Forrester advises marketers to: “[B]uild conversations and engage community members in sharing their experiences with their online peers.” In other words, treat social media as a conference call rather than a billboard.
Paul Gillin of BtoB magazine has a great acronym for social media content called STRAIGHT. STRAIGHT stands for succinct, transparent, responsive, accepting, insightful, genuine, humorous and timely.
Corporate blogs work best when the blog is personalized. The contributors all have names, faces and biographies. They speak in the first person, tell stories and invite response. Look at the successes that Southwest Airlines, the Transportation Security Administration, HP, General Motors Corp. and Marriott are having with b-to-b blogging.

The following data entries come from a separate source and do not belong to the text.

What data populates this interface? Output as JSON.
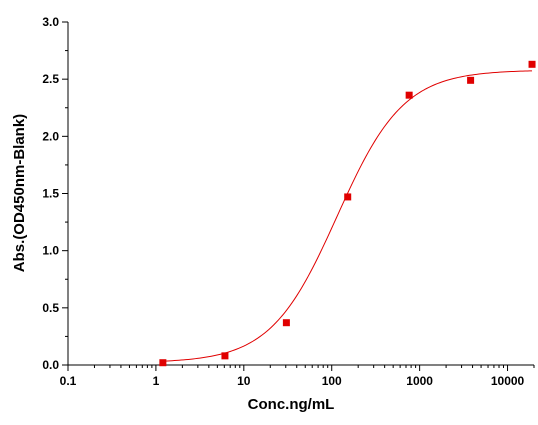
{
  "chart_data": {
    "type": "scatter",
    "title": "",
    "xlabel": "Conc.ng/mL",
    "ylabel": "Abs.(OD450nm-Blank)",
    "x_scale": "log",
    "xlim": [
      0.1,
      20000
    ],
    "ylim": [
      0,
      3.0
    ],
    "x_ticks": [
      0.1,
      1,
      10,
      100,
      1000,
      10000
    ],
    "x_tick_labels": [
      "0.1",
      "1",
      "10",
      "100",
      "1000",
      "10000"
    ],
    "y_ticks": [
      0,
      0.5,
      1.0,
      1.5,
      2.0,
      2.5,
      3.0
    ],
    "y_tick_labels": [
      "0.0",
      "0.5",
      "1.0",
      "1.5",
      "2.0",
      "2.5",
      "3.0"
    ],
    "grid": false,
    "legend": "none",
    "series": [
      {
        "type": "scatter",
        "marker": "square",
        "color": "#e00000",
        "x": [
          1.2,
          6.1,
          30.5,
          152,
          760,
          3800,
          19000
        ],
        "y": [
          0.02,
          0.08,
          0.37,
          1.47,
          2.36,
          2.49,
          2.63
        ]
      },
      {
        "type": "line",
        "color": "#e00000",
        "fit": "4PL",
        "fit_params": {
          "bottom": 0.02,
          "top": 2.58,
          "ec50": 115,
          "hill": 1.15
        },
        "x_range": [
          1.2,
          19000
        ]
      }
    ]
  }
}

They understand the STRAIGHT philosophy and their bloggers are engaged in the conversion with open and honest dialogue.
If you want to have a successful corporate blog you need to let your employees do the talking, not your PR department. Customers and other constituents relate better to people than they do to institutions. That’s the value of blogs. If this whole idea terrifies you, then you’re not yet ready to adopt these tools.

{ 2 comments… read them below or add one }
Sante 07.29.08 at 5:37 am
Interesting considerations I believe many of us working with big and small companies can share.
In fact what is often missing is a shift in culture and approach that make blogs “difficult to use”, the approach being “well you guys do whatever is needed to get us good rankings and come back with a report and don’t spend too much”.
The web must play a central role in teh life of a company and unless the approach changes nothing serious can be done with a blog or a website.
FM Days 08.20.08 at 10:43 pm
I have to agree with Forrester. Successful B2B blogging is more about real people in organizations having sincere conversations with all parts of their value chain.
It is just a little scary for the B2B PR types to cede control of the message and the medium.